I got a question posed to me in the form of a design change request for Orchestrator. And, true to fashion for Orchestrator, I pointed out that what was being asked for as a feature could be solved by the existing product by just architecting the runbook in a certain way. The scenario posed was this:
I have a parent runbook that gets a list of servers on which I will perform some actions. The actions are performed in a child runbook. However, if something happens and an error occurs in one of the iterations of the child runbook, I want to cause any further invocations of child runbooks to stop and I want the parent runbook to stop as well.
Of course, my years as a program manager have taught me first to look at the scenario and examine the details of what the person was asking and if the solution described (the new feature to be added) was the right way to go and if there were multiple ways to solve this same problem. Of course Orchestrator is a great prototyping tool and I can quickly create solutions and test them out to see if they work. So, in a matter of about 10 minutes, I had a solution to the scenario that can be used with the existing product. And while it’s not exactly what the user requested, it still accomplishes the same goals and they don’t have to wait for the next release to get it.

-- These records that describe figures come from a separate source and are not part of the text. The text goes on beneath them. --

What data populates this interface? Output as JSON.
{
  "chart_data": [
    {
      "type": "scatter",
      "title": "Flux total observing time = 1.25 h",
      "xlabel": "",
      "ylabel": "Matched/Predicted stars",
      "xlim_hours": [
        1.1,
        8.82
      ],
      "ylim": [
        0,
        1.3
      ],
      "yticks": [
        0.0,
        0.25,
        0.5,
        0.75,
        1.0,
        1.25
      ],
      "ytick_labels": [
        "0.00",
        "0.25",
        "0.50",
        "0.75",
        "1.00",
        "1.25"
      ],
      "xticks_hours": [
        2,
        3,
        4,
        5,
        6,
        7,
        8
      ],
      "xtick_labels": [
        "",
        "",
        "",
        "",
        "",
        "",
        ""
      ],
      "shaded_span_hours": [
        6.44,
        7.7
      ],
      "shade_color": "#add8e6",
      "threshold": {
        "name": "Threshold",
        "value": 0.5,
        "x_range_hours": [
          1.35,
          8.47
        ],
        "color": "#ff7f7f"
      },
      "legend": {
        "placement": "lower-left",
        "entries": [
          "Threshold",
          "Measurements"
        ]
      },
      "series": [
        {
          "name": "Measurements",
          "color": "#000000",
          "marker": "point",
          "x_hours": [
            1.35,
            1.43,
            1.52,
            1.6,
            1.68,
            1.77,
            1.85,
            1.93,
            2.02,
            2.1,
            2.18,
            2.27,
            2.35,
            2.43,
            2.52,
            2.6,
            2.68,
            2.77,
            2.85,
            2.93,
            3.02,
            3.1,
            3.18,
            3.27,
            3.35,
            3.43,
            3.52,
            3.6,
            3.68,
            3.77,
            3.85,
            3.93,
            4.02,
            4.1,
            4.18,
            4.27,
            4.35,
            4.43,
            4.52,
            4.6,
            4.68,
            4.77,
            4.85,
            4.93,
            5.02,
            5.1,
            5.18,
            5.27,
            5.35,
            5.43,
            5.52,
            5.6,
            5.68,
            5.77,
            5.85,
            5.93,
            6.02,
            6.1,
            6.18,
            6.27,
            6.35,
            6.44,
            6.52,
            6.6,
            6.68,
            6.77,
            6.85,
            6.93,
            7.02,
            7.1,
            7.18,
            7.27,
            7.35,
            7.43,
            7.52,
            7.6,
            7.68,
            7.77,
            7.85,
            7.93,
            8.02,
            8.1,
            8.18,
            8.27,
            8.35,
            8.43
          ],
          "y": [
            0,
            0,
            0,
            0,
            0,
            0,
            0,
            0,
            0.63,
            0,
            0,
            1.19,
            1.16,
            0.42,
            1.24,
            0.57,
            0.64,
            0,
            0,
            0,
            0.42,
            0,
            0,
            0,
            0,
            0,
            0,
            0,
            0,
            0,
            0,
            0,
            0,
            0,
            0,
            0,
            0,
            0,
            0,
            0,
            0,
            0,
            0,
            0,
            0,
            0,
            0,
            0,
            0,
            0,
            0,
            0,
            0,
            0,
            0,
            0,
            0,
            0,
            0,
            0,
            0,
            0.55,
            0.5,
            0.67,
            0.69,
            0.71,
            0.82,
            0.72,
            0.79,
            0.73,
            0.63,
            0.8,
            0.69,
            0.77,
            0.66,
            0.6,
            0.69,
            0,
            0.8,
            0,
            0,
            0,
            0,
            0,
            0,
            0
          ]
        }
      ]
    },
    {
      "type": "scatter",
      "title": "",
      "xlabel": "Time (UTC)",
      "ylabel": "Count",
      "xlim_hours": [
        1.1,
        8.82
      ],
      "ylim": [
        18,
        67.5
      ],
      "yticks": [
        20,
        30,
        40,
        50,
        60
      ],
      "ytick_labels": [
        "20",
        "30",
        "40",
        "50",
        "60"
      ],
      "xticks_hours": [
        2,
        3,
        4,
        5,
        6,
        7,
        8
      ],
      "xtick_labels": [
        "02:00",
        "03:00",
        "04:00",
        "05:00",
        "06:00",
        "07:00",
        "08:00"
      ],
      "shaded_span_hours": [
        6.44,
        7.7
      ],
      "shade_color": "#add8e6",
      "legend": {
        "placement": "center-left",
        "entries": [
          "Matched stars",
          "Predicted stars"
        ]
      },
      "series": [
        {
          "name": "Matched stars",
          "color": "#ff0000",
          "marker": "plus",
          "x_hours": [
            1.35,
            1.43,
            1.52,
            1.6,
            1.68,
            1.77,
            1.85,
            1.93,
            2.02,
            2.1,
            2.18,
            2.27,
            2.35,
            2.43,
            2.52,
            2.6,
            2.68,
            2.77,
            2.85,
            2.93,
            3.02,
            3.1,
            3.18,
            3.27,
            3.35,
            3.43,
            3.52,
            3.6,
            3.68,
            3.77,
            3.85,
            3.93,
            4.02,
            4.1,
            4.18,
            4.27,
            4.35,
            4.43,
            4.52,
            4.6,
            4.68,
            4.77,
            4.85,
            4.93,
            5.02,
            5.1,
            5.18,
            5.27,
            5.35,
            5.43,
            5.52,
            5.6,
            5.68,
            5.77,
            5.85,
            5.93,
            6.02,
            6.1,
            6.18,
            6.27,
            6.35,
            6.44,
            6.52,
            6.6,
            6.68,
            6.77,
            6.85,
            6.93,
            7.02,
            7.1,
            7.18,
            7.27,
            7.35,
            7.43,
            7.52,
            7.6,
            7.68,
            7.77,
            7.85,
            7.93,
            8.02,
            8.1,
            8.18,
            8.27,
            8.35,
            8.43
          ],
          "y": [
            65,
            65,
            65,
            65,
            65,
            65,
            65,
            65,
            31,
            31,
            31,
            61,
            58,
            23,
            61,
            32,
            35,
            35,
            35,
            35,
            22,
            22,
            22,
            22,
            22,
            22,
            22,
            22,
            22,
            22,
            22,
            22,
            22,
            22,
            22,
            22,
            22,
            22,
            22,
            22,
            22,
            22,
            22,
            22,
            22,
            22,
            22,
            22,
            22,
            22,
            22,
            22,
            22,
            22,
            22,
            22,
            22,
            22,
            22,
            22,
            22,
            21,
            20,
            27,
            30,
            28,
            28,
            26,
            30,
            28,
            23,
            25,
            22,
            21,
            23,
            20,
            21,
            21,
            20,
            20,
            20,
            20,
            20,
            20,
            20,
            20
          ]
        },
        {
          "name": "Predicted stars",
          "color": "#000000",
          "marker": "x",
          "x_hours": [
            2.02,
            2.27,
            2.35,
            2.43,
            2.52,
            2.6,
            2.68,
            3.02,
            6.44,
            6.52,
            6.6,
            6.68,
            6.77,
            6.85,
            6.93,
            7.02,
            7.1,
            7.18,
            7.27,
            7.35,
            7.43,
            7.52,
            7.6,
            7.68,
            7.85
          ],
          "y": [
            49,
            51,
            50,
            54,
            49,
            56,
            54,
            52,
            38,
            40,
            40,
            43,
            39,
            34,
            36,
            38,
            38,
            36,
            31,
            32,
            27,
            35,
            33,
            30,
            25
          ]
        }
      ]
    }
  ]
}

Here it is in a nutshell – you can use a Counter (a global resource object) to act as a flag. You set the flag if you have an error, and you check the flag when you’re about to do something, and break off if the flag is set. The following parent and child runbook diagrams illustrate the point.
Let’s look at the child runbook first. It starts with an Initialize Data activity to get parameter inputs from the parent runbook. Then it uses a Get Counter activity to look up the value of our flag. By default, this value is zero. If the value is zero, the runbook continues on its merry way to go do a bunch of stuff. If the value is not zero, then the runbook immediately exits. During the processing of the “stuff” in the middle, if any error occurs, then the counter (flag) value is set to 1 and the runbook exits. If no errors occur, then after everything is done, the runbook ends without setting the counter value.
Back up in the parent runbook, there is the Invoke Runbook activity that calls the child runbook. You might ask why we don’t check the counter value between the “Get a list of values” and the Invoke… well if you happened to read my previous post, Understanding Sequential vs. Parallel Processing of Runbook Activities, you’d know that after getting, say, a a list of 20 computers from the first activity, it would then run the “Get Counter” activity 20 times, and then move on to the Invoke activity and run it 20 times. And, since the setting of the counter based on errors occurs within the child runbook, you’re setting the value after you’ve already checked it. So there really isn’t a way to do a check between each invocation of the child runbook, which is why we check the value at the beginning of each child runbook.
In case we have a bunch of stuff to do after the invoke Runbook activity, we can check the counter value here and shortcut the flow to the end of the runbook if needed.
Important: In order for this process to work, you must check the “Wait for completion” box in the Invoke Runbook activity. Think about it – if you start all the child runbooks in parallel, and they all check the error flag at the beginning, then you’ll have the same issue as the parent runbook. Depending on how long the child runbooks take to complete and where you do your error flag checking in the parent, you might also miss the opportunity to stop the parent runbook.
Using this methodology, you might decide to do processing of child runbooks in waves or stages to ensure that each part is complete before the next part begins.
I hope this explains a little more about using Counters as flags and how to “bubble up” errors to parent runbooks and across child runbooks, and you understand a little more about error handling within your runbooks. Until next time!